Carol, vêtue de jean et d'un polo noir aux manches longues retroussées aux coudes, prit place à la table en chêne patinée par les années.
" Bonjour….c'est un vrai soleil n'est-ce pas
-un vrai soleil…café comme d'habitude?
-je n'en changerais jamais mais cafetière cette fois-ci
-cafetière ?? Pas expresso?
-cafetière et à la chicorée" confirma Carol.
Jeannette leva les yeux au ciel ":non mais vraiment on se croirait en guerre au temps des restrictions ou après guerre "
Il y avait du pain, du beurre et de la confiture . Mais Carol se leva pour aller chercher le fromage dans le garde-manger attenant à la cuisine. Elle ouvrit une armoire grillagée garnie de fromages divers et elle y choisit un gruyère vieilli en grottes de 30 mois dont elle appréciait le goût prononcé. Sur des claies de paille reposait la récolte des pommes du verger ainsi que les noix achetées en cours de route. La tarte aux pommes achetée la veille reposait sur une assiette de porcelaine blanche achetée dans une brocante à Boulogne -sur-mer un dimanche pluvieux. Cela lui manquait et elle pensa qu'elle raterait une fois encore la braderie de Lille qu'elle adorait ; mais tant de choses étaient en route à faire , à imaginer, à prévoir. Elle aimait cette armoire qui avait été achetée l'année dernière à cette même braderie et elle aiamit y mettre des choses. En tout cas elle préférait cela à l'inévitable réfrigérateur dont le froid tuait les fromages qui , à base de lait cru, devaient néanmoins s'épanouir dans une relative fraîcheur. Une motte de beurre frais reposait dans de l'eau glacée ; une vielle méthode qui permettait d'avoir un beurre juste froid et à laquelle tenait beaucoup Jeannette.

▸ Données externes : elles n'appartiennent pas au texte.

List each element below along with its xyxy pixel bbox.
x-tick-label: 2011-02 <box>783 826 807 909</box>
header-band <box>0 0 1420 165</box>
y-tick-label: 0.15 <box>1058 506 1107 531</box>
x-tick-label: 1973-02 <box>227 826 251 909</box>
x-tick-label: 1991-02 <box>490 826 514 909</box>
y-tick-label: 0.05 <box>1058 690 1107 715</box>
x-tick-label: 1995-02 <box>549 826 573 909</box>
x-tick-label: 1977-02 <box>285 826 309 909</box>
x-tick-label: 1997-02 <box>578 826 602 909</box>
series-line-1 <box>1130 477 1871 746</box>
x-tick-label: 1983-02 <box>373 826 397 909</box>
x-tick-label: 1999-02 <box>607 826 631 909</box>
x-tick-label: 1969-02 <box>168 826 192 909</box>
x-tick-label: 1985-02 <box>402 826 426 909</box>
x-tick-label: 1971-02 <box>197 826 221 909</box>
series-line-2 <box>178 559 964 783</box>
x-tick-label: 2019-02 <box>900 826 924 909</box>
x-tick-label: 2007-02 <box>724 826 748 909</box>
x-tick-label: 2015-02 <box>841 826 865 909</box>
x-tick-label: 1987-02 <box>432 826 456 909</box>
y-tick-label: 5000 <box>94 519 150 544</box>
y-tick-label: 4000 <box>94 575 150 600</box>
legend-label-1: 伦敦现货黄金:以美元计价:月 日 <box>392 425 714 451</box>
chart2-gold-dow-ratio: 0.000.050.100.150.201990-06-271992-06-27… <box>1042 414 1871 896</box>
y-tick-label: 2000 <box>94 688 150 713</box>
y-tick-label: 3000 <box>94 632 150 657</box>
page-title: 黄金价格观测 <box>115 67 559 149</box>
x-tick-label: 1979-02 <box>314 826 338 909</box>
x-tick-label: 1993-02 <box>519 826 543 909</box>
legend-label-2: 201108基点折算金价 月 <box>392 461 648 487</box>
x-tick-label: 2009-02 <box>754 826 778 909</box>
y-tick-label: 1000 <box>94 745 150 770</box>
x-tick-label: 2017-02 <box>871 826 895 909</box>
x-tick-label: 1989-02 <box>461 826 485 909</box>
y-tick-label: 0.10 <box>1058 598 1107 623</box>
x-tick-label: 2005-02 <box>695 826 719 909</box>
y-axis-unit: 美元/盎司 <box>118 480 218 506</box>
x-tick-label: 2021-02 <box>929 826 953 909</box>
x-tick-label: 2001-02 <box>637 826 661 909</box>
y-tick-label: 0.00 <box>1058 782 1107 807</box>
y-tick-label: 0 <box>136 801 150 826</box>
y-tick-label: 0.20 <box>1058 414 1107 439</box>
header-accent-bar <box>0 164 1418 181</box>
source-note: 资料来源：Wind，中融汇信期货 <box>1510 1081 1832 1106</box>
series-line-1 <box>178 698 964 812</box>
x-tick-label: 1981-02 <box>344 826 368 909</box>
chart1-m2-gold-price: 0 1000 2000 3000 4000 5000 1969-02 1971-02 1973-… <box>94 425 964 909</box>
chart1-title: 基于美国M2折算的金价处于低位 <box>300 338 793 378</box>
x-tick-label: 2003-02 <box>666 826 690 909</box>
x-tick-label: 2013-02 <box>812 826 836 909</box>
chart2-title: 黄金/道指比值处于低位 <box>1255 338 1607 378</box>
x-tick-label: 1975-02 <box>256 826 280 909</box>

Des saucissons pendaient ainsi qu'un large jambon sec provenant d'une ferme voisine qui s'était spécialisée dans l'élevage de races de cochons anciennes nourries à l'herbe et aux glands .Jeannette avait confectionné un pâté en croute et la confiture d'oignons rouges dont l'odeur embaumait toute la pièce . Naturellement mince, ses rapports avec la nourriture avaient changé depuis son arrivée en France. Bien que dotée d'un petit appétit elle se mit à apprécier les bonnes choses confectionnées à la maison ou pas. Ce qui pouvait expliquer son intérêt pour la boulangerie… peut-être ou peut-être pas.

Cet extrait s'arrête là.